The Sum Aggregation (sum
) is a single-value metrics aggregation that calculates the sum of numeric values extracted from the aggregated documents.
Syntax
{
"aggs": {
"total_sales": {
"sum": {
"field": "sales"
}
}
}
}
For more details, refer to the official Elasticsearch documentation on Sum Aggregation.
Example Usage
GET /sales/_search
{
"size": 0,
"aggs": {
"total_revenue": {
"sum": {
"field": "price"
}
}
}
}
This query calculates the sum of all "price" field values across documents in the "sales" index.
Common Issues
- Non-numeric fields: Ensure the field you're summing contains numeric values.
- Missing values: By default, documents without the specified field are ignored. Use
"missing": 0
to include them with a default value. - Precision issues: For high-precision calculations, consider using scaled_float or double data types.
Best Practices
- Use the
_value_count
metric alongside sum to calculate averages accurately. - For large datasets, consider using sampling or date ranges to improve performance.
- Combine with other aggregations like terms or date_histogram for more insightful analytics.
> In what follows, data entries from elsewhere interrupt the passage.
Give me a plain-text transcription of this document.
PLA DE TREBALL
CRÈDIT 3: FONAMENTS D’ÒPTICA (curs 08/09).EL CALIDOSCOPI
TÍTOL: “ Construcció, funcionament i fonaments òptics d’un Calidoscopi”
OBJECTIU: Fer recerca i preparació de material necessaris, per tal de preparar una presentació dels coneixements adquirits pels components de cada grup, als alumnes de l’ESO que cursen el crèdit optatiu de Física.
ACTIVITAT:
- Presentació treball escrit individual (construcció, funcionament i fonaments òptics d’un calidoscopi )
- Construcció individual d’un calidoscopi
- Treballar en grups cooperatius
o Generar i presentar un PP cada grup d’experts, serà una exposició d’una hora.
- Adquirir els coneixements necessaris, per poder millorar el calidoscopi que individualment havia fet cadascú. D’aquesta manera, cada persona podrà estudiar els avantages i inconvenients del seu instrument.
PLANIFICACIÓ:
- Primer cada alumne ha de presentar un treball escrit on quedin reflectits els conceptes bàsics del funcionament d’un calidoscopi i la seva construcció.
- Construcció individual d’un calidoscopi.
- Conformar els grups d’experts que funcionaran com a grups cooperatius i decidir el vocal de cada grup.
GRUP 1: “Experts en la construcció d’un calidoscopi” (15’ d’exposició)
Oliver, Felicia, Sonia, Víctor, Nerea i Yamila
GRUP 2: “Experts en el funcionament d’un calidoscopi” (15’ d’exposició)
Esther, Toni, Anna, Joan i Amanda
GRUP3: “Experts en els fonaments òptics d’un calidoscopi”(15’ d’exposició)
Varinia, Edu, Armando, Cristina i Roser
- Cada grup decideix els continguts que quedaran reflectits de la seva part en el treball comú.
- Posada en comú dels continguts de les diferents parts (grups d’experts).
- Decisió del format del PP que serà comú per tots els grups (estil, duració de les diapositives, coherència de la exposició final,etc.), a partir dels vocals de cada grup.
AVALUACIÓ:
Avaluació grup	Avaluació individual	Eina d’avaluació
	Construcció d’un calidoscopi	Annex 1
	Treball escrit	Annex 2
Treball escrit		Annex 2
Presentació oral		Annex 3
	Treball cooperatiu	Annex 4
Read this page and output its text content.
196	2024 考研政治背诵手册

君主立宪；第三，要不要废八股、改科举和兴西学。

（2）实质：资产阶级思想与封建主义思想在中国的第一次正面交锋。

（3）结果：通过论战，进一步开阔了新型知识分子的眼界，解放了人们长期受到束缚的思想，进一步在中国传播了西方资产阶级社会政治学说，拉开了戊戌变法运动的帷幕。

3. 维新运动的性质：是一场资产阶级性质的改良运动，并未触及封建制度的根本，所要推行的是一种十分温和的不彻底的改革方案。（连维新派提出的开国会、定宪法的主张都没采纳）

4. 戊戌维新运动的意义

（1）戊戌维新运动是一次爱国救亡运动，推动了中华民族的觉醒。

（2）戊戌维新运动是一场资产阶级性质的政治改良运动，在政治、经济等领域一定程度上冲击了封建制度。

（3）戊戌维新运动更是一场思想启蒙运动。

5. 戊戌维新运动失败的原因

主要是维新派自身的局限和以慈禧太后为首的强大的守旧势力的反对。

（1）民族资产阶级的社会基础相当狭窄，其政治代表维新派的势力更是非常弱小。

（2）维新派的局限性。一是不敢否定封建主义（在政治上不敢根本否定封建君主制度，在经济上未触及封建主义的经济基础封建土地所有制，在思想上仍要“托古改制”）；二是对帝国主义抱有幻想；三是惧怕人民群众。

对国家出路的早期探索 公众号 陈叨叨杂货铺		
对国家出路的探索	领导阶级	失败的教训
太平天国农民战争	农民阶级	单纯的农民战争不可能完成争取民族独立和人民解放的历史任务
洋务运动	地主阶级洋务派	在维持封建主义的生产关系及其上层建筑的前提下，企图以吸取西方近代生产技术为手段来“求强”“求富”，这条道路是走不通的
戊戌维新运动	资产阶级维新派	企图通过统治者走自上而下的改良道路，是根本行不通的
Frequently Asked Questions
Q: Can Sum Aggregation be used on nested fields?
A: Yes, you can use Sum Aggregation on nested fields by wrapping it in a nested aggregation.
Q: How does Sum Aggregation handle NaN or infinity values?
A: NaN and infinity values are ignored by the Sum Aggregation.
Q: Is there a way to get the count of documents contributing to the sum?
A: Yes, you can use a value_count
aggregation alongside the sum aggregation to get this information.
Q: Can Sum Aggregation be used in a script?
A: Yes, you can use scripting with Sum Aggregation to perform more complex calculations.
Q: How does Sum Aggregation perform on large datasets?
A: Sum Aggregation is generally efficient, but for very large datasets, consider using date ranges or sampling to improve performance if exact precision isn't required.